En primer lugar, interpreta la dinámica de la economía estadounidense en la década de 1920 como una sobreinversión en relación con la demanda. El estancamiento de los salarios (en relación con la productividad laboral ) implica que el gasto de los consumidores de la clase trabajadora también se estanca. Como se mencionó anteriormente, esto no significa que la economía en su conjunto deba permanecer en una situación de estancamiento económico. En la década de 1920, la inversión fija privada se disparó, al igual que el " consumo de lujo " de los capitalistas, impulsado por las altas ganancias y las expectativas optimistas. Se produjo cierto crecimiento del consumo de la clase trabajadora, pero este se correspondió con un aumento del endeudamiento. (En teoría, el gobierno y los sectores extranjeros también podrían haber contrarrestado el estancamiento, pero esto no sucedió en esa época).
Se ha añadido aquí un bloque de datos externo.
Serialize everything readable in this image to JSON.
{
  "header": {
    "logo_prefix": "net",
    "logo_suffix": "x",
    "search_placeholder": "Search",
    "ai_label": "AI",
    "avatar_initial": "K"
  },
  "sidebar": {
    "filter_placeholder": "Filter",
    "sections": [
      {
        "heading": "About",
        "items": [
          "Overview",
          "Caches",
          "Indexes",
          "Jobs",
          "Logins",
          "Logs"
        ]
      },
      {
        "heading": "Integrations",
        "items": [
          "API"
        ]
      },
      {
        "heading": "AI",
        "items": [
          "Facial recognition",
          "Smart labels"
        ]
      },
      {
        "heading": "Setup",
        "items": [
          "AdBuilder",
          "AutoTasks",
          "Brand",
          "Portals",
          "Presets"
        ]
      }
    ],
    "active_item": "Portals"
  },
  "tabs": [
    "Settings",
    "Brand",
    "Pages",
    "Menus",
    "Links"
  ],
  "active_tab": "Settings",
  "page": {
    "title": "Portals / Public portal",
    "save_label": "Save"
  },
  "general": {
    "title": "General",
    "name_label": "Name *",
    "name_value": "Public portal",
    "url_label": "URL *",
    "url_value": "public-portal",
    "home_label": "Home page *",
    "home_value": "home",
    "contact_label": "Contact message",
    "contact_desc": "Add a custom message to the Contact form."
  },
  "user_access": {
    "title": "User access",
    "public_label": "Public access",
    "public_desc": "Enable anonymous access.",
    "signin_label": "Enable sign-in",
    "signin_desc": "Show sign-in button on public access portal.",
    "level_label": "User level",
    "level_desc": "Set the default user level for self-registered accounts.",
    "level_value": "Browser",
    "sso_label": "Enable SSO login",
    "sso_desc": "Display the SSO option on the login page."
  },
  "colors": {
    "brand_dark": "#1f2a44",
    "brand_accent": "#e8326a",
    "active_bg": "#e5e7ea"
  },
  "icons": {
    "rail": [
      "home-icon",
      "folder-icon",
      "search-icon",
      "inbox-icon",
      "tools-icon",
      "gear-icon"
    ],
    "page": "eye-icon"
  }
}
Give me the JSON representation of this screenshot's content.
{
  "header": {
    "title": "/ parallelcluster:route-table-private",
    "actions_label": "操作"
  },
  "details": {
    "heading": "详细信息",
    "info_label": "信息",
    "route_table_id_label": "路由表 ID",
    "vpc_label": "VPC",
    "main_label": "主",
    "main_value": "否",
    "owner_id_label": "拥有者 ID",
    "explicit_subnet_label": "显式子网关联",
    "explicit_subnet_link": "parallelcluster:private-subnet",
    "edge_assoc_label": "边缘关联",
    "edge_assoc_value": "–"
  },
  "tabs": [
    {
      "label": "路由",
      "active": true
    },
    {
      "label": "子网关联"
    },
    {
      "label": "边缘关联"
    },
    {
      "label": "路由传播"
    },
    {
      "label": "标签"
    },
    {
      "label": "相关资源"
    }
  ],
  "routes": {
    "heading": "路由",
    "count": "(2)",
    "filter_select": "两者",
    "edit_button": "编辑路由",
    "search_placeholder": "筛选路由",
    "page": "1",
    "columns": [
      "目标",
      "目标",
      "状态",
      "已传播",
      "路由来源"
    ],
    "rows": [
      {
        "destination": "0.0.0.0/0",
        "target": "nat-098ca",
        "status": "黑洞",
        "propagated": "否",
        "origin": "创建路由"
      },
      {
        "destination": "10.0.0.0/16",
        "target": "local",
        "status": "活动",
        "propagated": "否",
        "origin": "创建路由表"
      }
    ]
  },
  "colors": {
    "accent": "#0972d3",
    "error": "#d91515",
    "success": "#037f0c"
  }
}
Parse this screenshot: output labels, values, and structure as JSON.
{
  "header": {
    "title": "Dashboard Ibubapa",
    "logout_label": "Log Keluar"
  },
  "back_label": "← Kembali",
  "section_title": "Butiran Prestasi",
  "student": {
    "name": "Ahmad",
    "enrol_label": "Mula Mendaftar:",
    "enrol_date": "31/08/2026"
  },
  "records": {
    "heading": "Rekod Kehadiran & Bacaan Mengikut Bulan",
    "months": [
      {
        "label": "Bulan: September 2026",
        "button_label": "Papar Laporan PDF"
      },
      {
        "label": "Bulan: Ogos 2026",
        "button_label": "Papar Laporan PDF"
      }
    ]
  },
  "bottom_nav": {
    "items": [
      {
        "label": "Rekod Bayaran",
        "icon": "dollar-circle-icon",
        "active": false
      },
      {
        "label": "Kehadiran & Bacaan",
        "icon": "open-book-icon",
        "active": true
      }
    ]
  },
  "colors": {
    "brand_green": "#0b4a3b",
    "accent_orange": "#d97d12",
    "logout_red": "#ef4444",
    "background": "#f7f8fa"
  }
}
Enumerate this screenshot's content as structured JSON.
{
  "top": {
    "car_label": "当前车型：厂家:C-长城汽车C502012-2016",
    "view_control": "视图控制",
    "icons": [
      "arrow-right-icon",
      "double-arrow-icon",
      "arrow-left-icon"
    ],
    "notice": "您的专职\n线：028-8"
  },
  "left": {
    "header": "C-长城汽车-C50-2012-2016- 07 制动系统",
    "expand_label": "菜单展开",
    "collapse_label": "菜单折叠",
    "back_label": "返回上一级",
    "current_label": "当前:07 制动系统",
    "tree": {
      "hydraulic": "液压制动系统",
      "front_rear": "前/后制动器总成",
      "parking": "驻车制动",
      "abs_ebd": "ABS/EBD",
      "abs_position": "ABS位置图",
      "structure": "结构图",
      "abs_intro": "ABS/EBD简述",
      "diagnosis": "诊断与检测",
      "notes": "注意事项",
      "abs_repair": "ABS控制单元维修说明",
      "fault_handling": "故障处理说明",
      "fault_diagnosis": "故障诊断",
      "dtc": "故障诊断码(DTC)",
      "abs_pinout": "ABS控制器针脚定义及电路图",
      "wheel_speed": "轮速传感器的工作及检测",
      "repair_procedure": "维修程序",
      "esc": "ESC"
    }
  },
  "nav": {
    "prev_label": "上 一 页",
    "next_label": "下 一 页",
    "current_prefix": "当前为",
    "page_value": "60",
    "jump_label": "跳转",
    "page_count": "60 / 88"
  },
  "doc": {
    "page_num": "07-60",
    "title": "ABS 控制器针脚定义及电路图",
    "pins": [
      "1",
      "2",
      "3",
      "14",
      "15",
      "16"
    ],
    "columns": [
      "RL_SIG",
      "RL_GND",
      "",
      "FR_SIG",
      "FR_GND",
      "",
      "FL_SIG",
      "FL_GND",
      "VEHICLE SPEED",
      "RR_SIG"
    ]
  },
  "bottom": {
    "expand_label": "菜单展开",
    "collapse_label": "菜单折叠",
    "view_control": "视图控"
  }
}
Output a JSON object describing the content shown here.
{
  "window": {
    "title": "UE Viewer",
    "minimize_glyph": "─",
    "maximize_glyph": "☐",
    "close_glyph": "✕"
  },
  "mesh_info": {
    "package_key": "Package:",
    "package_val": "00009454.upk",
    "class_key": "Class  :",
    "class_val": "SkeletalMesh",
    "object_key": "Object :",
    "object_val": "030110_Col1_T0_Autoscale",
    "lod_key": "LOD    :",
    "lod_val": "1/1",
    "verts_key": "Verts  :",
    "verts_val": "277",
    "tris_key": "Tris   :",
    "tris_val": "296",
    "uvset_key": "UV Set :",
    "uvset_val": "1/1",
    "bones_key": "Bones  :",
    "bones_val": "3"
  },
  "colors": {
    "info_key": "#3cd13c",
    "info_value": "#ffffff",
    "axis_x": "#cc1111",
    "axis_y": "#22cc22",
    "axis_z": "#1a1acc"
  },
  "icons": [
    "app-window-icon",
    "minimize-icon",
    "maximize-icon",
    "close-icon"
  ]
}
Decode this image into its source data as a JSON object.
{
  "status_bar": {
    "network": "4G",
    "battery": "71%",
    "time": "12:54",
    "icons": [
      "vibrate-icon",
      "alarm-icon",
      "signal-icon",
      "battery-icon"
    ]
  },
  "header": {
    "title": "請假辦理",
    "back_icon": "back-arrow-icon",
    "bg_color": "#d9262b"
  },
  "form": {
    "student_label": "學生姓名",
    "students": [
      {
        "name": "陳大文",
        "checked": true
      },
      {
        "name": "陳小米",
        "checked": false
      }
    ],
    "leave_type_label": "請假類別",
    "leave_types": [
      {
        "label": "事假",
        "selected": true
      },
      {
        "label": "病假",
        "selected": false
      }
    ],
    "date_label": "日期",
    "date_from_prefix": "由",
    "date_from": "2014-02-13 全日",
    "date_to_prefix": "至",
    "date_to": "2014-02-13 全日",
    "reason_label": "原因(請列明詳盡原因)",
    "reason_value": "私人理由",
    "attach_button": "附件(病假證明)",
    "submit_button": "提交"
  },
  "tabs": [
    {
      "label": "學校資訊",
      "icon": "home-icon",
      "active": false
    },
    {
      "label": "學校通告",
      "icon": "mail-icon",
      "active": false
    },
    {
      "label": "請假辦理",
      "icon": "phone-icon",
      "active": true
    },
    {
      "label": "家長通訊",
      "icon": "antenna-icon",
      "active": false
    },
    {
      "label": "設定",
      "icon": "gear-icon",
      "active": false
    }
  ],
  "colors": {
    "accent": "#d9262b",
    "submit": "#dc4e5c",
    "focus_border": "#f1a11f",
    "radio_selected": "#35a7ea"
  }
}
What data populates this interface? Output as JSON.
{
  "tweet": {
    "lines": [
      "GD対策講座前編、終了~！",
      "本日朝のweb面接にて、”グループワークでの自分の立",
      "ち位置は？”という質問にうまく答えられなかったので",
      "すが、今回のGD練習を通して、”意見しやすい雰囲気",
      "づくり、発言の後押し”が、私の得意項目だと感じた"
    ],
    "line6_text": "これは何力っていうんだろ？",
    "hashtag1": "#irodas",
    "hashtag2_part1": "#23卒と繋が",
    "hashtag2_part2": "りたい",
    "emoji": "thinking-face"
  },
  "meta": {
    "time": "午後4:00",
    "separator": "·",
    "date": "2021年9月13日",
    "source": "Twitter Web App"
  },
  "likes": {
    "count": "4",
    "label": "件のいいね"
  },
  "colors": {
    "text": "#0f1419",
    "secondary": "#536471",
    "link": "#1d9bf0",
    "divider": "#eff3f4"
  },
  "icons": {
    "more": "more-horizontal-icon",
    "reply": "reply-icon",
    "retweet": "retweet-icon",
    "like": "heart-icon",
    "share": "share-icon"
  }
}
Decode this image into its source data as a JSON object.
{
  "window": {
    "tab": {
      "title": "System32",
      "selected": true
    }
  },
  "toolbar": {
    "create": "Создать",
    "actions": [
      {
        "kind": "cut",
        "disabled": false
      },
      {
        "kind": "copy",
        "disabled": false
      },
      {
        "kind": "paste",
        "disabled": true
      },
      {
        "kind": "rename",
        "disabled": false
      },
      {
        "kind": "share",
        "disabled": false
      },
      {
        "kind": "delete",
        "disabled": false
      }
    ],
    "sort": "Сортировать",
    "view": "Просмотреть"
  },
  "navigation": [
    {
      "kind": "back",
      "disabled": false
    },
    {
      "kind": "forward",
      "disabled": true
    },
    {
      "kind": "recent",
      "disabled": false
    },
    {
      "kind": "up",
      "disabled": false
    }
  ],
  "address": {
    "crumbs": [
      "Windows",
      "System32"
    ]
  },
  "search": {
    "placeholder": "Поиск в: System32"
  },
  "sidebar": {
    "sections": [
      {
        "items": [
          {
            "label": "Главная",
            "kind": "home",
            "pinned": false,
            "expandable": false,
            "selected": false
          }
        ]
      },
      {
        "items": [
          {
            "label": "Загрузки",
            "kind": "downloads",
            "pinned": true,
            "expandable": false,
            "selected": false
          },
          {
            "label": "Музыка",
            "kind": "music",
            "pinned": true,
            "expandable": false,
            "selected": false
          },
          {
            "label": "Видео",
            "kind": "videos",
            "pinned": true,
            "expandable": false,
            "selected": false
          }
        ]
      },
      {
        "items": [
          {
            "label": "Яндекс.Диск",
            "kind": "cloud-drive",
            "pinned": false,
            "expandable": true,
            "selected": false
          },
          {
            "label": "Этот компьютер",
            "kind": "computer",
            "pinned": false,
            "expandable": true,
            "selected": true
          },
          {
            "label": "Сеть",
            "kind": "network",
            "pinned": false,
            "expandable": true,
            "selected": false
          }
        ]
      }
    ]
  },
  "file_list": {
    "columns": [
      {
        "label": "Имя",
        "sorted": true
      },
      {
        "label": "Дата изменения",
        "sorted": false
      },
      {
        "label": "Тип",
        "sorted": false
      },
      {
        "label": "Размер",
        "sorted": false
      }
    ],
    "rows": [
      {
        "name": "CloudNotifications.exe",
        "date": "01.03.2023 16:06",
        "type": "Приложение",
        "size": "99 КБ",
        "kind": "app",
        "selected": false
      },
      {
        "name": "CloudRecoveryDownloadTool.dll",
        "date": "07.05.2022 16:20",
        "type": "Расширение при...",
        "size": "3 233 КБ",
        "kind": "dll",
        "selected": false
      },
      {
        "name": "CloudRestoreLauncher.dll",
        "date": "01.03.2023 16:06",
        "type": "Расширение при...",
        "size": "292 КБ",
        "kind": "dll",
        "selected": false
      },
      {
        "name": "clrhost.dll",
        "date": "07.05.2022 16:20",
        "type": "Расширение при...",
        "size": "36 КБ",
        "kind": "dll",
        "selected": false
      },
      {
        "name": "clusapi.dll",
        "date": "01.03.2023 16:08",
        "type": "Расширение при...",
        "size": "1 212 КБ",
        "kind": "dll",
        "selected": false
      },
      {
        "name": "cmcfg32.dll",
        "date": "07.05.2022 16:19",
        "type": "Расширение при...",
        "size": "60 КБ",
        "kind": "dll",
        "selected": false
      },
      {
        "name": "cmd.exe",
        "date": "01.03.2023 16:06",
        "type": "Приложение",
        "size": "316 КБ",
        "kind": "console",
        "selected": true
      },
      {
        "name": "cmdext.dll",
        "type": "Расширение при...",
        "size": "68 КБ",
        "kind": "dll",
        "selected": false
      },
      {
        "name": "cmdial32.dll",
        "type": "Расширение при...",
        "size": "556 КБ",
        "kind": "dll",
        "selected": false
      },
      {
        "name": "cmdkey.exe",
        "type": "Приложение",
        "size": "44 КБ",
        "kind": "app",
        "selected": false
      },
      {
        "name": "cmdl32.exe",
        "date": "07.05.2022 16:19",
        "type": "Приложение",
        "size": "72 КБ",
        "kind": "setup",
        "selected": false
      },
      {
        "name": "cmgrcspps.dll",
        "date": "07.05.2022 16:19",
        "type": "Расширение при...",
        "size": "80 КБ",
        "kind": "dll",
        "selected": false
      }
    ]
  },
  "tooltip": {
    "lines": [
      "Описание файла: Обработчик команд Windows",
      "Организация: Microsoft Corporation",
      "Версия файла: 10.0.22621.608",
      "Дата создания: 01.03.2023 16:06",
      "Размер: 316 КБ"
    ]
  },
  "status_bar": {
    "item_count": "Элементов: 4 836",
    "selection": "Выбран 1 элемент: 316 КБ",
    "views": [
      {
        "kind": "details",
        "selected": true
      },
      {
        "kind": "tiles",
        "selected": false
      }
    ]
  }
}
El problema con este tipo de auge económico es que se vuelve cada vez más inestable, de forma similar a una burbuja que afecta a un mercado financiero. Finalmente (en 1929), el auge de la sobreinversión terminó, dejando capacidad industrial ociosa y obligaciones de deuda, lo que desalentó una recuperación inmediata. Cabe señalar que Devine no ve todos los auges en estos términos. A finales de la década de 1960, Estados Unidos experimentó una "sobreinversión en relación con la oferta", en la que la acumulación abundante elevó los salarios y los costos de las materias primas, deprimiendo la tasa de ganancia por el lado de la oferta.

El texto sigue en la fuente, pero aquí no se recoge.